African farmers, exporters missing out on cashew wealth opportunities, UNCTAD reports
April 19, 2021419 views0 comments
Africa produces more than half of the world’s raw cashews but the continent has been unable to leverage on its processing capacity due to its negligible number of industries, missing out on opportunities offered by rising global demand.
This assertion was made by the United Nations Conference on Trade and Development (UNCTAD) in a recent report titled: Commodities at a Glance: Special issue on cashew nuts.
In the report, UNCTAD noted that the leading cashew producing countries of African rarely process the crop at a significant scale,retaining only a small share of the value created as the nut travels from the farm to store.
“About 90 per cent of the raw cashew nuts traded in the global market are grown in western and eastern African nations. After Côte d’Ivoire, the leading cashew producers are Tanzania, Nigeria, Benin, Guinea-Bissau, Mozambique and Ghana,” UNCTAD confirmed.

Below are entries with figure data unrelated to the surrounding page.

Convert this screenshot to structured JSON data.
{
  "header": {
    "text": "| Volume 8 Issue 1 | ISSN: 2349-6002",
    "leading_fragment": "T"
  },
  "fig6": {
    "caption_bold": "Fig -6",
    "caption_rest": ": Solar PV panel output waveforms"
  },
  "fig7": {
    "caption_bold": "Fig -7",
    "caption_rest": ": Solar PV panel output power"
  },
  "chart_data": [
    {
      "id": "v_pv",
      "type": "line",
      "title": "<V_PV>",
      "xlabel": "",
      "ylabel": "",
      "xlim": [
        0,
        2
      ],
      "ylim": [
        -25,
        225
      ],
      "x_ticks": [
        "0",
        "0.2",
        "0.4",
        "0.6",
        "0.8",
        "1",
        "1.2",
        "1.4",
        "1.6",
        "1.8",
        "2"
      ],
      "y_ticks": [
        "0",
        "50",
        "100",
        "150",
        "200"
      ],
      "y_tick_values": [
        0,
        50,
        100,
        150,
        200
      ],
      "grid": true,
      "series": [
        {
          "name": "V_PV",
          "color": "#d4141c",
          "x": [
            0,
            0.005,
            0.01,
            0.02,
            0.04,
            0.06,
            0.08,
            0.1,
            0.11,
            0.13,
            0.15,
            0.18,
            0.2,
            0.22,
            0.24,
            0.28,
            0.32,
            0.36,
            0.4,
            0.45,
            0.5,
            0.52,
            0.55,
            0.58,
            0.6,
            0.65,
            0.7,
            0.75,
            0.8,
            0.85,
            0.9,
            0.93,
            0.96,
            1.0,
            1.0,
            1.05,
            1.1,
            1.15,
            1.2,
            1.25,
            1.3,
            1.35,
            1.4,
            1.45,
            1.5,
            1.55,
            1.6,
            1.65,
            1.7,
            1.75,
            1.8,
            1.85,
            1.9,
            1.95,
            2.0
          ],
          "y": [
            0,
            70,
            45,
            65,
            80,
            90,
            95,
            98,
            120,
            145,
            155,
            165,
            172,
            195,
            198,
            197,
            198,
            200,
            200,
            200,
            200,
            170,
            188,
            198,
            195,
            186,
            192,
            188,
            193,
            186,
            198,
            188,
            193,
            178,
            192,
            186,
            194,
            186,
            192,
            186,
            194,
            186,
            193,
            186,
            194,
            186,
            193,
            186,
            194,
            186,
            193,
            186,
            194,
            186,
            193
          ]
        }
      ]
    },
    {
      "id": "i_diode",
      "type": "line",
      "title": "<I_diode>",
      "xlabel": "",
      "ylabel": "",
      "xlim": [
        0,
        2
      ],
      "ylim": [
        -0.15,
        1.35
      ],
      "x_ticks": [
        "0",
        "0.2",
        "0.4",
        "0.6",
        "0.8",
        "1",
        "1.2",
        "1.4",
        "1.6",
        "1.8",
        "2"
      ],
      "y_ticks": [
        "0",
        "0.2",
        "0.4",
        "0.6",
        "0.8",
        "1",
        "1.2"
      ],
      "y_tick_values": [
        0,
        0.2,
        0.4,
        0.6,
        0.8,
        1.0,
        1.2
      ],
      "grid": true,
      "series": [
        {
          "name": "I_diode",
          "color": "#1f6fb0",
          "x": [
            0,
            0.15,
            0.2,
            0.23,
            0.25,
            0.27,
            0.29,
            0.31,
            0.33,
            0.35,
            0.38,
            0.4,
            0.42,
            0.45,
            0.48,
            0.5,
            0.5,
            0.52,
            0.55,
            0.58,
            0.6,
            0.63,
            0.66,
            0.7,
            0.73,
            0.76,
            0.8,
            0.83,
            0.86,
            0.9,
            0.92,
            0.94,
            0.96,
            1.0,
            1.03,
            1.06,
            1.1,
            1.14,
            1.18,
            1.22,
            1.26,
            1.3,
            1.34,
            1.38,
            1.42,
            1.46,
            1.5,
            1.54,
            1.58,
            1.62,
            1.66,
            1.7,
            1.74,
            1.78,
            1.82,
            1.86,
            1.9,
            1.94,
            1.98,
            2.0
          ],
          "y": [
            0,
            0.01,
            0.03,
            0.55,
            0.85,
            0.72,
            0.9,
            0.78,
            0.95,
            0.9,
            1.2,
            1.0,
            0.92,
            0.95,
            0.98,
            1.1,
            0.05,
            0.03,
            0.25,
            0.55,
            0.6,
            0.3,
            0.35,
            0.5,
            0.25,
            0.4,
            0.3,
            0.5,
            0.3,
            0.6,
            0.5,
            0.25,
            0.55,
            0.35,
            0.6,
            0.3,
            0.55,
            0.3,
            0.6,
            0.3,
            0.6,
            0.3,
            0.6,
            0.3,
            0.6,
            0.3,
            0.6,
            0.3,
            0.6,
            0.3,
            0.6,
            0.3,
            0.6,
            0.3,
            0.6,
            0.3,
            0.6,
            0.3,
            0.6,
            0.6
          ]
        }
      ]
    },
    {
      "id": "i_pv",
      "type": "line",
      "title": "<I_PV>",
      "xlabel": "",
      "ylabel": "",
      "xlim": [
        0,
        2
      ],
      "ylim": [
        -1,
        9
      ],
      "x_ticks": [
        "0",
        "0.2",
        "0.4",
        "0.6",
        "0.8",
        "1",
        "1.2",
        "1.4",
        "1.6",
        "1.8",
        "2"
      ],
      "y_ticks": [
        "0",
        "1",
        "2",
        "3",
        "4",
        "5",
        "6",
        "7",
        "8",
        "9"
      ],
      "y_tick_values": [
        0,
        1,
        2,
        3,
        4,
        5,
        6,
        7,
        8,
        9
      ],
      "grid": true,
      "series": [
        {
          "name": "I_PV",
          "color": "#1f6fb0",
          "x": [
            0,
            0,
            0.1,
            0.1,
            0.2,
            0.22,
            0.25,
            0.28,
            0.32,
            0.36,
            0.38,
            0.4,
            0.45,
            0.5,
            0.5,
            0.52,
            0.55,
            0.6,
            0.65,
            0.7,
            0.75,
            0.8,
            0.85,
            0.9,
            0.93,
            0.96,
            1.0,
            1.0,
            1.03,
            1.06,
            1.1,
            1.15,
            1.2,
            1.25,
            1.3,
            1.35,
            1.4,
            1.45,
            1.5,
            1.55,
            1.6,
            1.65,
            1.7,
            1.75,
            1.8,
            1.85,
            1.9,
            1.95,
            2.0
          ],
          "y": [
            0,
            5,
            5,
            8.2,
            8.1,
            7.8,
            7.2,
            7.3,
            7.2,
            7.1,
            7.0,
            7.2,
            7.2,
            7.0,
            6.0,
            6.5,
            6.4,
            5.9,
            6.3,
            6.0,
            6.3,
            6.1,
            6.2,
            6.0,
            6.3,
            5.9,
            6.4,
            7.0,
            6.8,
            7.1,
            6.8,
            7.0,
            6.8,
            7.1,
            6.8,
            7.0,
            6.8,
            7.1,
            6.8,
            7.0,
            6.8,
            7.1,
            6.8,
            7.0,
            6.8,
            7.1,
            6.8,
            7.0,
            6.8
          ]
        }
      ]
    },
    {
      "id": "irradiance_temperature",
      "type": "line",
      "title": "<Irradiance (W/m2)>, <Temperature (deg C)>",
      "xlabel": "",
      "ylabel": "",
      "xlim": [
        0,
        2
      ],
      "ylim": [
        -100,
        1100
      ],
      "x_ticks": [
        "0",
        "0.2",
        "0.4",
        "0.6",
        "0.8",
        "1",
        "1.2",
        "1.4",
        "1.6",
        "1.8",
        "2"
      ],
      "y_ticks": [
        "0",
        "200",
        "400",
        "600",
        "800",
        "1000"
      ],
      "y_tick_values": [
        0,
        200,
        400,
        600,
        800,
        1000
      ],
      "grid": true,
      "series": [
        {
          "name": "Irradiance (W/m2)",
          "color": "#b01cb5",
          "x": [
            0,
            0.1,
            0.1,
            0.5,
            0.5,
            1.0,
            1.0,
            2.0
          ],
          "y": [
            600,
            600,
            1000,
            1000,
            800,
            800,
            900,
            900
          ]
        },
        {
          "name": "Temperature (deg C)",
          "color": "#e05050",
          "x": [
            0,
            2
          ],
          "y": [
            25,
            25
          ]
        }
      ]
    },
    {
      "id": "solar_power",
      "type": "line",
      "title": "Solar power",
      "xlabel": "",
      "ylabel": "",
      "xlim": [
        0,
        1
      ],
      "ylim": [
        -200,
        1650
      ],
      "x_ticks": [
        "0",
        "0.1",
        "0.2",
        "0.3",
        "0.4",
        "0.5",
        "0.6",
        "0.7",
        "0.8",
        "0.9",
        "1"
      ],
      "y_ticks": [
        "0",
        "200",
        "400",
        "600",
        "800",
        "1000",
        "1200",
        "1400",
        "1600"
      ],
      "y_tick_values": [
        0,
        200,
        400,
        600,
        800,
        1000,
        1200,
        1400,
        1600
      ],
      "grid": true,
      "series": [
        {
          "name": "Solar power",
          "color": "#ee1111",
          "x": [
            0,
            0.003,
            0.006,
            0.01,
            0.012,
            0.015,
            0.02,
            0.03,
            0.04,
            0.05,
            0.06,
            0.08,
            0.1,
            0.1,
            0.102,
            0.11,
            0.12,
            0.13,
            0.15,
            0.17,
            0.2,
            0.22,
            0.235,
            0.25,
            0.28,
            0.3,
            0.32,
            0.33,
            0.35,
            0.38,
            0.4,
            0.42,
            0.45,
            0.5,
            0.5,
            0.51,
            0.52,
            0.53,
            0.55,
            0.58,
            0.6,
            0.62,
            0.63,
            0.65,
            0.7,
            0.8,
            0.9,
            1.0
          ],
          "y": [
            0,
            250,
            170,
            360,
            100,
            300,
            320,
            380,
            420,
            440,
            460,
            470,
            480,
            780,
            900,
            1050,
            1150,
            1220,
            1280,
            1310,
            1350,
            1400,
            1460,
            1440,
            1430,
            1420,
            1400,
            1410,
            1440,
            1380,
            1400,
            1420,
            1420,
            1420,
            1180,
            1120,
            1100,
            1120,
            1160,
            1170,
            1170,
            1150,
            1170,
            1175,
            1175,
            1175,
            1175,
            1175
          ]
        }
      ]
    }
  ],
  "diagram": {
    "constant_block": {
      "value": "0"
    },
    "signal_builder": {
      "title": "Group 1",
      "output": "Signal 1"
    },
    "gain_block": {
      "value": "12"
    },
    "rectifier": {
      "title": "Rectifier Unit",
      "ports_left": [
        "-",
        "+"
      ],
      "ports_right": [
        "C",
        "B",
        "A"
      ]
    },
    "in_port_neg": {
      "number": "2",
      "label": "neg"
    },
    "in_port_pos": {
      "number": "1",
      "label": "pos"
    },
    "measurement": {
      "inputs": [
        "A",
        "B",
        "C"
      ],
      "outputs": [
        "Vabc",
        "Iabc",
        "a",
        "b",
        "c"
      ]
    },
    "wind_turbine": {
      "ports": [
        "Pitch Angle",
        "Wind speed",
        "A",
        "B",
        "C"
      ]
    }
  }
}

The report further averred that between 2000 and 2018, world trade in raw cashew nuts more than doubled to 2.1 billion kilograms with African producers led by Côte d’Ivoire accounting for almost two-thirds of the growth but the continent’s farmers and exporters receive only a fraction of the final retail price. the report said, highlighting
Reacting to the state of Africa’s cashew production and trade, Miho Shirotori,head of trade negotiations and commercial diplomacy remarked that irrespective of the fact that cashews are a source of income for an estimated three million smallholder farmers in Africa, African farmers, exporters and workers are missing out on a wealth of opportunities resulting in the market being dominated by Europe and North America where 60 per cent of traded kernels are roasted, salted, packaged for final consumption, thereby adding more value to the commodity and generate more wealth in the cashew value chain compared to African farmers/producers.
The UNCTAD report called for a policy environment in Africa that enables cashew processors to operate with competitive transformation costs and facilitate access to the main export markets.
It also recommended policies that would strengthen African countries’ productive capacities which include; ensuring farmers have access to quality seedlings and technological know-how, increasing training for farmers on entrepreneurship and farm management, supporting research that helps identify agricultural practices and technologies that work best in local environmental conditions and improving rural infrastructure.
The report stressed that the traceability, transparency and sustainability of food supply chains is becoming increasingly important for consumers and suppliers globally, highlighting that this could benefit African processors who source their nuts locally rather than through long supply chains.